Russian Bombers Intercepted Over the U.S. Today
Here we go again.
This could be the beginning of another Cold War.
MOSCOW - NATO forces sent jets to escort two Russian long-range air force bombers patrolling neutral skies near Alaska on Wednesday, Russian news agencies quoted the defense ministry as saying.
It was often billed as the war between democracy and communism - and the threat of nuclear war hung around the world like a bad smelling cloud.
Russia's military has resumed its Cold War practice of flying regular patrols far beyond its borders, and in the last year has also sent turbo-prop Tu-95s over U.S. naval aircraft carriers and the Pacific island of Guam.
Accompanied by two Il-78 refueling tankers, the two Tu-95 Bear bombers flew for 15 hours over the Arctic and Pacific oceans, Interfax news agency quoted Russian Air Force spokesman Alexander Drobyshevsky as saying.
Even though today (so we're told,) Russia claims that the Tu-95 has been refitted for surveillance and maritime patrols only, one has to wonder what it would take to revert the bombers back to their original purpose.

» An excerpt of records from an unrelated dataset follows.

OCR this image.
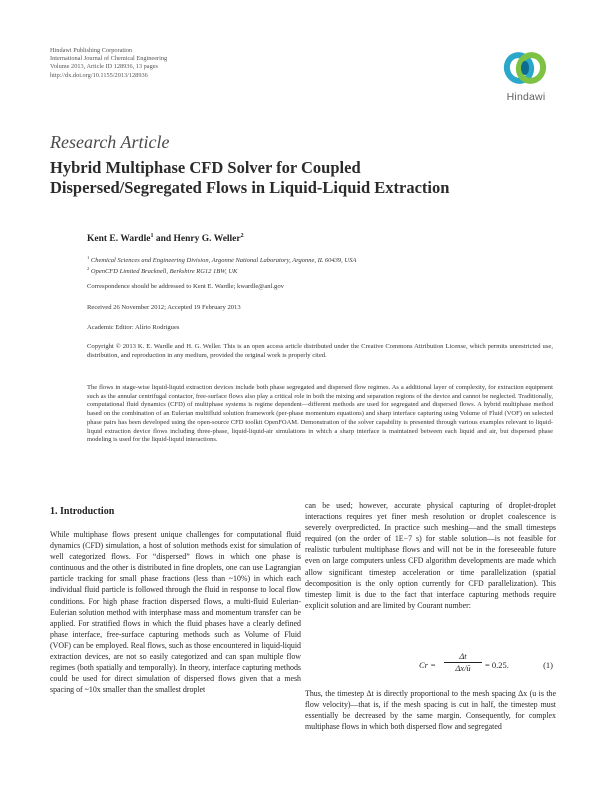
Hindawi Publishing Corporation
International Journal of Chemical Engineering
Volume 2013, Article ID 128936, 13 pages
http://dx.doi.org/10.1155/2013/128936
Hindawi
Research Article
Hybrid Multiphase CFD Solver for Coupled
Dispersed/Segregated Flows in Liquid-Liquid Extraction
Kent E. Wardle$^1$ and Henry G. Weller$^2$
$^1$ Chemical Sciences and Engineering Division, Argonne National Laboratory, Argonne, IL 60439, USA
$^2$ OpenCFD Limited Bracknell, Berkshire RG12 1BW, UK
Correspondence should be addressed to Kent E. Wardle; kwardle@anl.gov
Received 26 November 2012; Accepted 19 February 2013
Academic Editor: Alírio Rodrigues
Copyright © 2013 K. E. Wardle and H. G. Weller. This is an open access article distributed under the Creative Commons Attribution License, which permits unrestricted use, distribution, and reproduction in any medium, provided the original work is properly cited.
The flows in stage-wise liquid-liquid extraction devices include both phase segregated and dispersed flow regimes. As a additional layer of complexity, for extraction equipment such as the annular centrifugal contactor, free-surface flows also play a critical role in both the mixing and separation regions of the device and cannot be neglected. Traditionally, computational fluid dynamics (CFD) of multiphase systems is regime dependent—different methods are used for segregated and dispersed flows. A hybrid multiphase method based on the combination of an Eulerian multifluid solution framework (per-phase momentum equations) and sharp interface capturing using Volume of Fluid (VOF) on selected phase pairs has been developed using the open-source CFD toolkit OpenFOAM. Demonstration of the solver capability is presented through various examples relevant to liquid-liquid extraction device flows including three-phase, liquid-liquid-air simulations in which a sharp interface is maintained between each liquid and air, but dispersed phase modeling is used for the liquid-liquid interactions.
1. Introduction
While multiphase flows present unique challenges for computational fluid dynamics (CFD) simulation, a host of solution methods exist for simulation of well categorized flows. For “dispersed” flows in which one phase is continuous and the other is distributed in fine droplets, one can use Lagrangian particle tracking for small phase fractions (less than ~10%) in which each individual fluid particle is followed through the fluid in response to local flow conditions. For high phase fraction dispersed flows, a multi-fluid Eulerian-Eulerian solution method with interphase mass and momentum transfer can be applied. For stratified flows in which the fluid phases have a clearly defined phase interface, free-surface capturing methods such as Volume of Fluid (VOF) can be employed. Real flows, such as those encountered in liquid-liquid extraction devices, are not so easily categorized and can span multiple flow regimes (both spatially and temporally). In theory, interface capturing methods could be used for direct simulation of dispersed flows given that a mesh spacing of ~10x smaller than the smallest droplet
can be used; however, accurate physical capturing of droplet-droplet interactions requires yet finer mesh resolution or droplet coalescence is severely overpredicted. In practice such meshing—and the small timesteps required (on the order of 1E−7 s) for stable solution—is not feasible for realistic turbulent multiphase flows and will not be in the foreseeable future even on large computers unless CFD algorithm developments are made which allow significant timestep acceleration or time parallelization (spatial decomposition is the only option currently for CFD parallelization). This timestep limit is due to the fact that interface capturing methods require explicit solution and are limited by Courant number:
$Cr = \frac{\Delta t}{\Delta x/ū} = 0.25$.	(1)
Thus, the timestep Δt is directly proportional to the mesh spacing Δx (u is the flow velocity)—that is, if the mesh spacing is cut in half, the timestep must essentially be decreased by the same margin. Consequently, for complex multiphase flows in which both dispersed flow and segregated
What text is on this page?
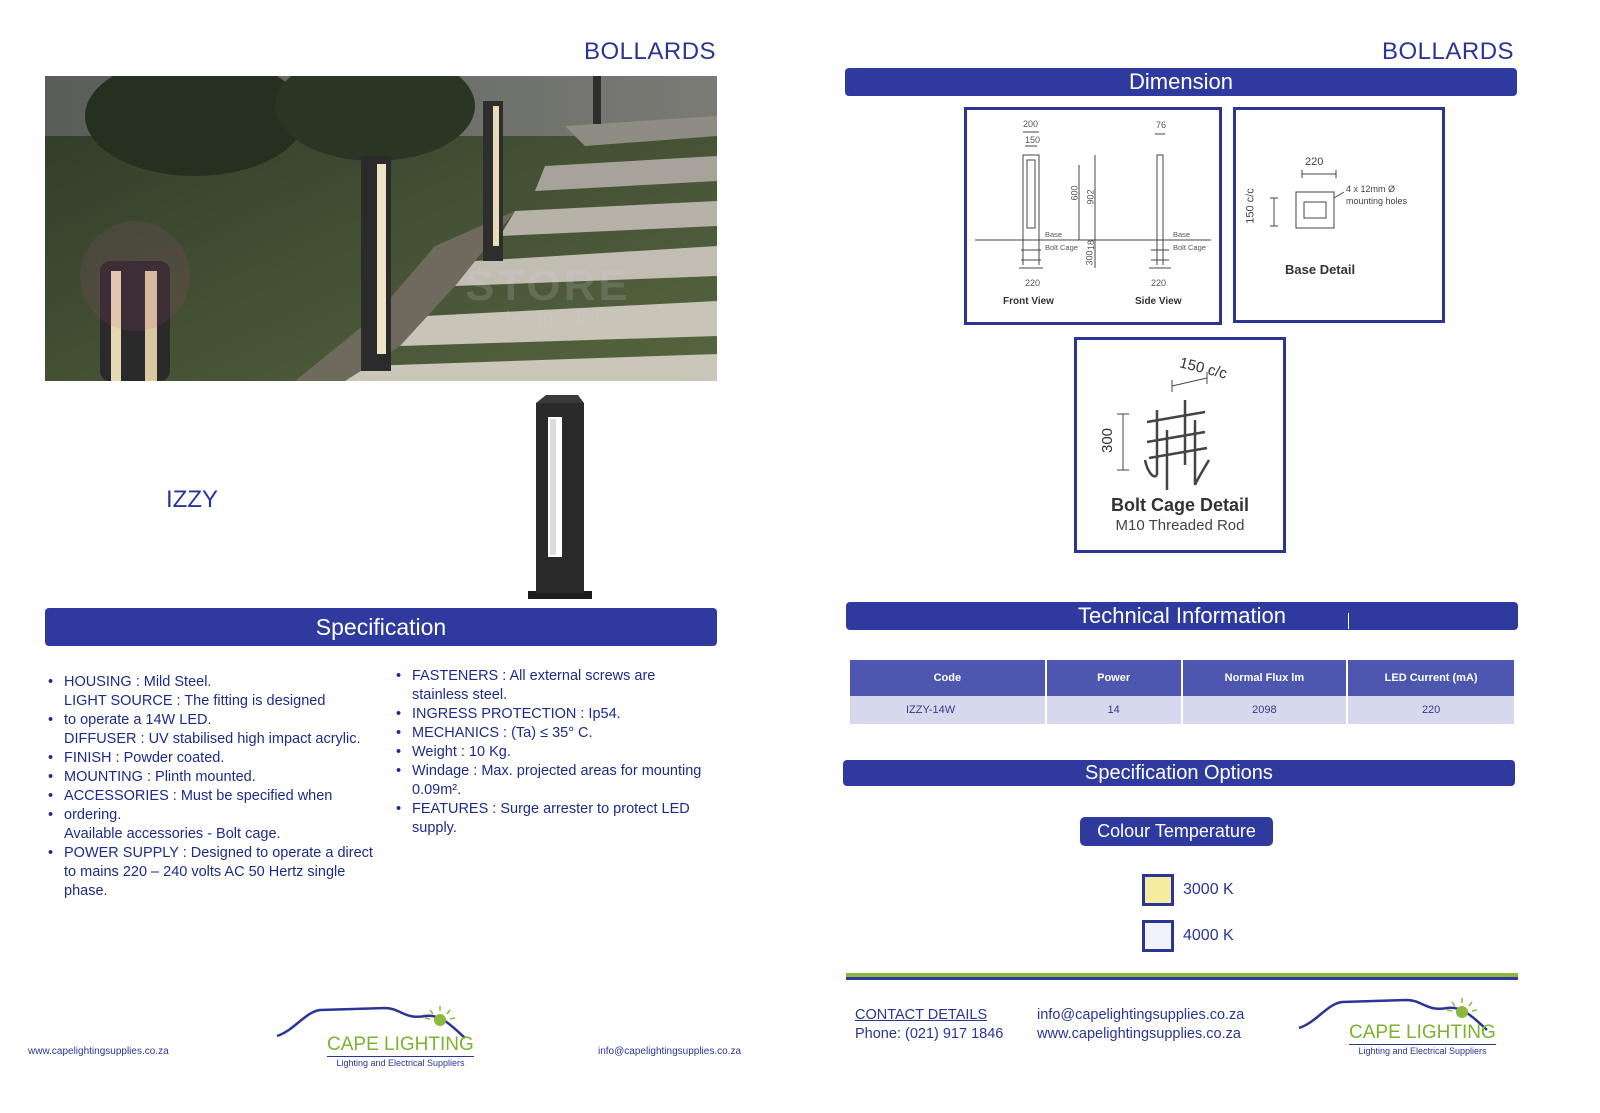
BOLLARDS
STORE
design in lighting
IZZY
Specification
• HOUSING : Mild Steel.
LIGHT SOURCE : The fitting is designed
• to operate a 14W LED.
DIFFUSER : UV stabilised high impact acrylic.
• FINISH : Powder coated.
• MOUNTING : Plinth mounted.
• ACCESSORIES : Must be specified when
• ordering.
Available accessories - Bolt cage.
• POWER SUPPLY : Designed to operate a direct
to mains 220 – 240 volts AC 50 Hertz single
phase.
• FASTENERS : All external screws are
stainless steel.
• INGRESS PROTECTION : Ip54.
• MECHANICS : (Ta) ≤ 35° C.
• Weight : 10 Kg.
• Windage : Max. projected areas for mounting
0.09m².
• FEATURES : Surge arrester to protect LED
supply.
www.capelightingsupplies.co.za	info@capelightingsupplies.co.za
CAPE LIGHTING
Lighting and Electrical Suppliers
BOLLARDS
Dimension
200
150
600 902
18
300
220
76
220
Base
Bolt Cage
Base
Bolt Cage
Front View	Side View
220
150 c/c	4 x 12mm Ø
mounting holes
Base Detail
150 c/c
300
Bolt Cage Detail
M10 Threaded Rod
Technical Information
Code	Power	Normal Flux lm	LED Current (mA)
IZZY-14W	14	2098	220
Specification Options
Colour Temperature
3000 K
4000 K
CONTACT DETAILS
Phone: (021) 917 1846
info@capelightingsupplies.co.za
www.capelightingsupplies.co.za	CAPE LIGHTING
Lighting and Electrical Suppliers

Is Russia giving us a warning, or only flexing it's muscles?
So what do we need to examine, to seriously think about this?
Let's start with the fact that Russia's economic boom is in it's eighth year, which has provided for the increase in military funding.
Naval exercises (on a large scale) have increased since they no longer experience any shortages of fuel and spare parts caused by the collapse of the Soviet Union.
Submarines that had been part way constructed and mothballed due to lack of Naval finances after their economy collapsed, have now been finished - and part of the aforementioned naval exercises.
Analysts say the Kremlin is using its reviving military might to support a policy of projecting Russia's power again on the world stage.